Inflammation-targeted sialic acid-dexamethasone conjugates for reducing the side effects of glucocorticoids.

As a potent glucocorticoid drug (GCs), Dexamethasone (Dex) is widely used clinically for the treatment of inflammatory diseases. However, such side effects as Cushing's syndrome and osteoporosis caused severe distress to patients. Herein, a sialic acid (SA)-modified dexamethasone conjugate (Dex-SA) was synthesized successfully to reduce side effects by targeting inflammatory diseases. The solubility of Dex-SA in water reached 58 times that of Dex, which meets the need for intravenous administration. The excellent stability of Dex-SA in plasma also laid a foundation for targeting disease sites. According to cellular uptake and biodistribution experiments, Dex-SA was more readily to be taken up by inflammatory cells and accumulated in diseased kidneys compared to Dex, which is attributed to the interaction of SA with E-selectin receptors overexpressed on the surface of inflammatory vascular endothelial cells.

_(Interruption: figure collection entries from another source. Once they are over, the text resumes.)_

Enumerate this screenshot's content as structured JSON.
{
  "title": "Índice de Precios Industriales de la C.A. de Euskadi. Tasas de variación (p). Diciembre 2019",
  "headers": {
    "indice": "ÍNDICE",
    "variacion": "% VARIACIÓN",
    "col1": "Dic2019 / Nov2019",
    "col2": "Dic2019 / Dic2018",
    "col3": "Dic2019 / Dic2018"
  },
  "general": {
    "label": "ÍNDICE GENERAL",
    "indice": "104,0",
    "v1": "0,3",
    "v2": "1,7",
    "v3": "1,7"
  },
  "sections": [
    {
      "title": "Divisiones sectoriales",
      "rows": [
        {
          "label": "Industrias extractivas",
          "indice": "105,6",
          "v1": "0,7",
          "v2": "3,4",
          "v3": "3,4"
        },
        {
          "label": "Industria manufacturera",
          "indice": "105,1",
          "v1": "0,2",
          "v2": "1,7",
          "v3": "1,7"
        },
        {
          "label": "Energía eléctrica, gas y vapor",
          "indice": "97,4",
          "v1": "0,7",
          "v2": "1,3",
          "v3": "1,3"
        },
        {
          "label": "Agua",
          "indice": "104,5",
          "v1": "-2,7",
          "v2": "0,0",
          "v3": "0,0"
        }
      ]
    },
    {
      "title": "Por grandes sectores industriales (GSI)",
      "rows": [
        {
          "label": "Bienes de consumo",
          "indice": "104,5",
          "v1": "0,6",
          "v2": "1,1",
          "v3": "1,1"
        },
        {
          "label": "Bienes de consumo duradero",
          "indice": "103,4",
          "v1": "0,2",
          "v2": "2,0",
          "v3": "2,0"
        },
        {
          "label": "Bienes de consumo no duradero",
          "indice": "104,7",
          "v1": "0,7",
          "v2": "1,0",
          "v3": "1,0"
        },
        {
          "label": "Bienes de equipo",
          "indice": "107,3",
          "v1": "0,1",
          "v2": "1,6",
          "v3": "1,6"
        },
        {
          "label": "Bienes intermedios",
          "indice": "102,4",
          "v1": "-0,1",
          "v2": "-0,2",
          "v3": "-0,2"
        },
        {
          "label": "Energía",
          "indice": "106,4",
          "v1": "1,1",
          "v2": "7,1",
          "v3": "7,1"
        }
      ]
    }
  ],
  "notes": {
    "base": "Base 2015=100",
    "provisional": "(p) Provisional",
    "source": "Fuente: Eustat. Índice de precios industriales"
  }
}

Besides, the pharmacodynamics studies of acute kidney injury showed that Dex-SA and Dex could produce comparable therapeutic effects. More importantly, Dex-SA was found to significantly reduce Dex-related side effects, as measured by blood glucose, red blood cells and immune cells, etc. At last, molecular docking results were obtained to confirm that Dex-SA could enter the cells by binding specifically with the E-selectin receptor, for combination with glucocorticoid receptors in the cytoplasm to exert pharmacological effects. Our study is expected to contribute a new strategy to the safe and effective targeting treatment of inflammatory diseases.